CMO skills: The road ahead
The shifting contours of marketing priorities to meet social, digital, and political demands have not affected the fundamentals of the old-fashioned job search, recruiters say.
“The most successful marketers are able to tell their own story in a succinct way with real examples, using data,” Op den Kamp says. “Particularly in this environment, people who have examples of leading through ambiguity fare particularly well. They can talk about how they have tossed out their prior playbook and reinvented their approach.”
Op den Kamp predicts data and analytics skills will continue to be top capabilities in the searches Spencer Stuart manages. “I tell marketers that this is a great time to be building a relationship with your chief data officer,” she says. “Or with all the time you’ve saved commuting, it might be a good time to take a class in machine learning so you can understand where the future is going.”
Marketers’ overall economic optimism has surpassed mid-pandemic and pre-pandemic levels, according to the CMO Survey. Op den Kamp says she’s enthusiastic about the future of the CMO whose passion lies in being a champion for brands.

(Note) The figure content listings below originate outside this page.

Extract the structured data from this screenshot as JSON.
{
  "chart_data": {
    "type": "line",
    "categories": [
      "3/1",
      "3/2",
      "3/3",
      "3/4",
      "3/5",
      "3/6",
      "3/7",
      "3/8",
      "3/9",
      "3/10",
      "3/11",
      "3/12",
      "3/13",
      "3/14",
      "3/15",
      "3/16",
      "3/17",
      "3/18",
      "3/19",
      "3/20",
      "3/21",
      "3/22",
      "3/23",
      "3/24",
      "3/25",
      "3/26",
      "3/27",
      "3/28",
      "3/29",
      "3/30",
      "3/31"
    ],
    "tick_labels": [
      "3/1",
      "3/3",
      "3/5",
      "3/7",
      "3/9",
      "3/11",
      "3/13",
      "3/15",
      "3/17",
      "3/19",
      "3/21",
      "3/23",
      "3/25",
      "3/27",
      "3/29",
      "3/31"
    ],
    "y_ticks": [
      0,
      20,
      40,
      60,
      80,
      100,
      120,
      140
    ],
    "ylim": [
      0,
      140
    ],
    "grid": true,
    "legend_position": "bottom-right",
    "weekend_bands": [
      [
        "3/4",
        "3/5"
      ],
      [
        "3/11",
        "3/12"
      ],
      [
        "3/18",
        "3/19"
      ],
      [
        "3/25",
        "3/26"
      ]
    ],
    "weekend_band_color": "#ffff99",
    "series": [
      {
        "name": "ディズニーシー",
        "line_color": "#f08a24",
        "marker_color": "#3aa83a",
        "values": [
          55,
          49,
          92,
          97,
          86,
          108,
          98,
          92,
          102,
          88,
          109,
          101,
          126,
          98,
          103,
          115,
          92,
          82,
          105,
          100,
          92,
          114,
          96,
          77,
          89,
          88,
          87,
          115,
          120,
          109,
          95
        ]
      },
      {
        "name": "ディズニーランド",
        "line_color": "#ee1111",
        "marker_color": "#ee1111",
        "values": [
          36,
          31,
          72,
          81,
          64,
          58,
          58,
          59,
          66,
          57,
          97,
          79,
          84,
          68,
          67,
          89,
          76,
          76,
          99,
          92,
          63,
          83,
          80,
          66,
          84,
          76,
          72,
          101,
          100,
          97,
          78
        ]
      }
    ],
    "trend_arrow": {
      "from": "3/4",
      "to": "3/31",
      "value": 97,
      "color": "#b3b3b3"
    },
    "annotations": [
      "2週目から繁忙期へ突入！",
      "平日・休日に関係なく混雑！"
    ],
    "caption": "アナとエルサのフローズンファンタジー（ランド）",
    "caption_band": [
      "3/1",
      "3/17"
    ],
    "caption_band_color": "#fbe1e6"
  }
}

“There seems to be a lot more demand for brand marketers than we have seen in a long time, across industries,” Op den Kamp says. “My hypothesis is that we have spent all this time in isolation, and companies are really looking to reconnect with consumers. Most often, the way they do that is through a brand, establishing emotional connections.”
Dimitri says that, in addition to proven experience as customer-driven and digital leaders, storytelling skills will still take candidates a long way, while Deutmeyer says those skills will come in handy for the pent-up demand for top talent. In our CMO Survey, 7.6% of respondents planned increases for 2021, compared with a projected a hiring decrease of 3.5% for the year in June 2020.
According to Deutmeyer: “There’s a lot of competition for top talent, so clients will need to be decisive, attractive, and swift.”
This article is part of an ongoing series of interviews with marketing executives. The executives’ participation in this article are solely for educational purposes based on their knowledge of the subject, and the views expressed by them are solely their own. This article should not be deemed or construed to be for the purpose of soliciting business for any of the companies mentioned, nor does Deloitte advocate or endorse the services or products provided by these companies.